The Wandering Dagger

258 40 111
                                    

The Kingdom of @Fantasy and @YAFantasy

Oops! This image does not follow our content guidelines. To continue publishing, please remove it or upload a different image.

The Kingdom of @Fantasy and @YAFantasy.

***

There's a reason why my parents warned me never to go out after dusk.

It isn't because the air is so frosty with the strange magic riding the wind from the south that I shiver. It isn't because the shadows come alive, writhing over my boots as I move through the night. Nor is it because the wolves howl their hunger, setting the little hairs on the back of my neck on end.

Legend speaks of something more dangerous—a dagger that roams the kingdom under the cover of darkness, seeking a youth to wield it for a painful price.

Why darkness? I asked once.

So it can sneak up on unsuspecting girls and force them to yield to its will, my mother said.

Why a youth?

The dagger was forged by a boy who had known countless terrors in his life, my grandmother told me and my sisters one evening. Before he died at the hands of his tormentors, he cursed it to ensure that the youth would never again be powerless.

What of the terrible price?

Nobody alive knows what it is, only that whoever the dagger claims is never heard from again.

It was then that my father entered the kitchen to berate my grandmother for filling our heads with fairy tales, then shoved a wooden pail into my hands for us to busy our idle hands collecting grapes to make wine.

As mesmerising as the tale was, when the sun was high in the sky and the kingdom was alive with chatter, my sisters and I scoffed at the idea that it was more than a story.
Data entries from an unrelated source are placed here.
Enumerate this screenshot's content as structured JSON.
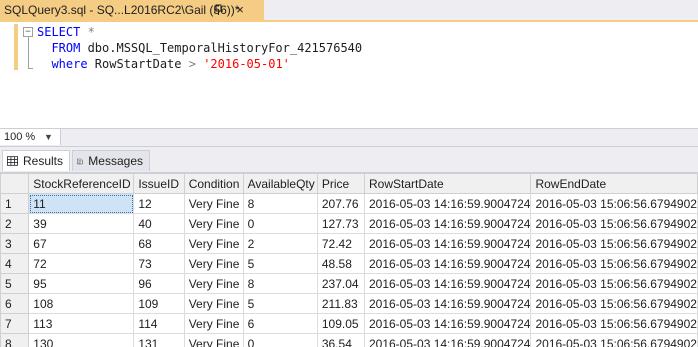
{
  "document_tab": {
    "title": "SQLQuery3.sql - SQ...L2016RC2\\Gail (56))*",
    "close_glyph": "×"
  },
  "editor": {
    "line1_keyword": "SELECT",
    "line1_rest": " *",
    "line2_keyword": "FROM",
    "line2_object": " dbo.MSSQL_TemporalHistoryFor_421576540",
    "line3_keyword": "where",
    "line3_column": " RowStartDate ",
    "line3_operator": ">",
    "line3_value": " '2016-05-01'"
  },
  "zoom": {
    "value": "100 %"
  },
  "results_tabs": [
    {
      "label": "Results",
      "icon": "grid-icon",
      "active": true
    },
    {
      "label": "Messages",
      "icon": "messages-icon",
      "active": false
    }
  ],
  "grid": {
    "columns": [
      "",
      "StockReferenceID",
      "IssueID",
      "Condition",
      "AvailableQty",
      "Price",
      "RowStartDate",
      "RowEndDate"
    ],
    "rows": [
      [
        "1",
        "11",
        "12",
        "Very Fine",
        "8",
        "207.76",
        "2016-05-03 14:16:59.9004724",
        "2016-05-03 15:06:56.6794902"
      ],
      [
        "2",
        "39",
        "40",
        "Very Fine",
        "0",
        "127.73",
        "2016-05-03 14:16:59.9004724",
        "2016-05-03 15:06:56.6794902"
      ],
      [
        "3",
        "67",
        "68",
        "Very Fine",
        "2",
        "72.42",
        "2016-05-03 14:16:59.9004724",
        "2016-05-03 15:06:56.6794902"
      ],
      [
        "4",
        "72",
        "73",
        "Very Fine",
        "5",
        "48.58",
        "2016-05-03 14:16:59.9004724",
        "2016-05-03 15:06:56.6794902"
      ],
      [
        "5",
        "95",
        "96",
        "Very Fine",
        "8",
        "237.04",
        "2016-05-03 14:16:59.9004724",
        "2016-05-03 15:06:56.6794902"
      ],
      [
        "6",
        "108",
        "109",
        "Very Fine",
        "5",
        "211.83",
        "2016-05-03 14:16:59.9004724",
        "2016-05-03 15:06:56.6794902"
      ],
      [
        "7",
        "113",
        "114",
        "Very Fine",
        "6",
        "109.05",
        "2016-05-03 14:16:59.9004724",
        "2016-05-03 15:06:56.6794902"
      ],
      [
        "8",
        "130",
        "131",
        "Very Fine",
        "0",
        "36.54",
        "2016-05-03 14:16:59.9004724",
        "2016-05-03 15:06:56.6794902"
      ]
    ],
    "selected_cell": {
      "row": 0,
      "column": 1
    }
  },
  "colors": {
    "active_tab": "#f5cc84",
    "keyword": "#0000ff",
    "string": "#ff0000",
    "operator": "#808080",
    "selection": "#cfe3f7"
  }
}
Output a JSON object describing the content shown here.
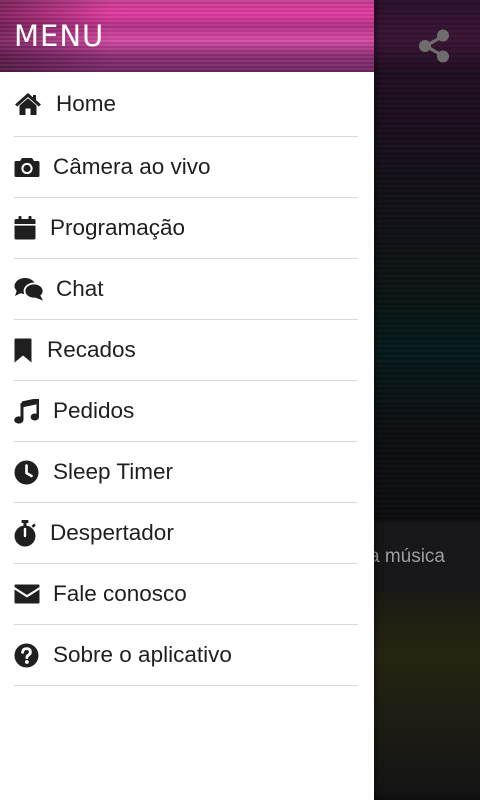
{
  "background": {
    "now_playing_fragment": "a música",
    "share_icon": "share-icon"
  },
  "drawer": {
    "title": "MENU",
    "items": [
      {
        "label": "Home",
        "icon": "home-icon"
      },
      {
        "label": "Câmera ao vivo",
        "icon": "camera-icon"
      },
      {
        "label": "Programação",
        "icon": "calendar-icon"
      },
      {
        "label": "Chat",
        "icon": "chat-icon"
      },
      {
        "label": "Recados",
        "icon": "bookmark-icon"
      },
      {
        "label": "Pedidos",
        "icon": "music-icon"
      },
      {
        "label": "Sleep Timer",
        "icon": "clock-icon"
      },
      {
        "label": "Despertador",
        "icon": "stopwatch-icon"
      },
      {
        "label": "Fale conosco",
        "icon": "envelope-icon"
      },
      {
        "label": "Sobre o aplicativo",
        "icon": "question-circle-icon"
      }
    ]
  },
  "colors": {
    "header_accent": "#d63ca0",
    "menu_text": "#1f1f1f",
    "divider": "#d9d9d9"
  }
}
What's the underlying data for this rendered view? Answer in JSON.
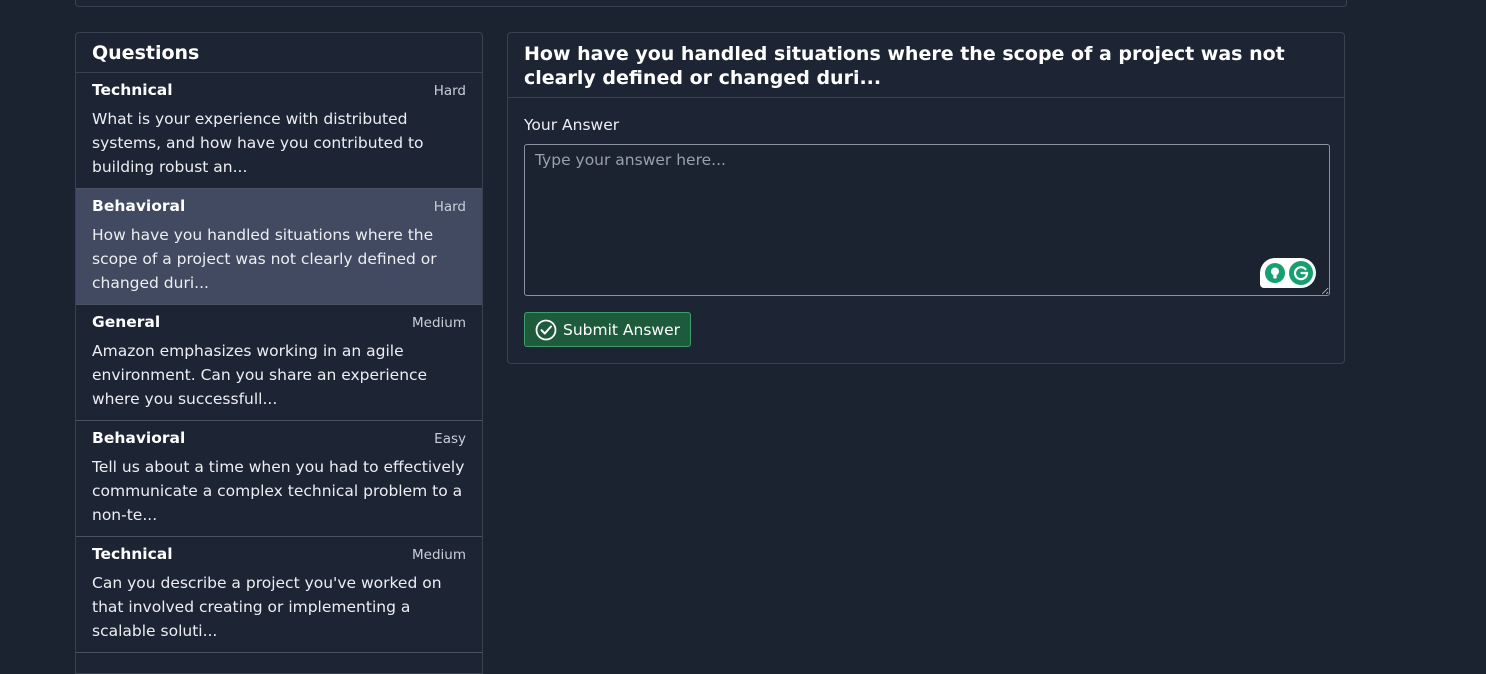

Now that I am alone after the sun has retired to bed and the land has fallen into a sleeping silence around me, the legend sounds like it can be something more.

"Ca..."

Hearing a whisper, I stop dead in front of our gate. I convince myself that it is nothing, just rustling leaves or the wind's breath.

I shouldn't be thinking about fairy tales after dark. The type told in Scydelle aren't to lull children into a sweet sleep, only to scare them into obedience.

I knew nothing else for sixteen years, but today is different. Romina, the baker's daughter, invited me to her birthday gathering this evening. It was after dusk, but she assured me we'd be safe indoors. I wasn't entirely at ease with the idea, but I couldn't refuse. Nobody refused Romina.

I told myself I was going because Romina always has the freshest bread and finest olives to offer her guests, but that wasn't the only reason. I wanted the chance to belong among the girls who had laughed at me once for having teeth too big for my mouth.

The gathering went better than I expected. The girls had giggled with me instead of about me. We chatted until we fell asleep.

In the middle of the night, I awoke in the same room as them with the realisation that I was in enemy territory.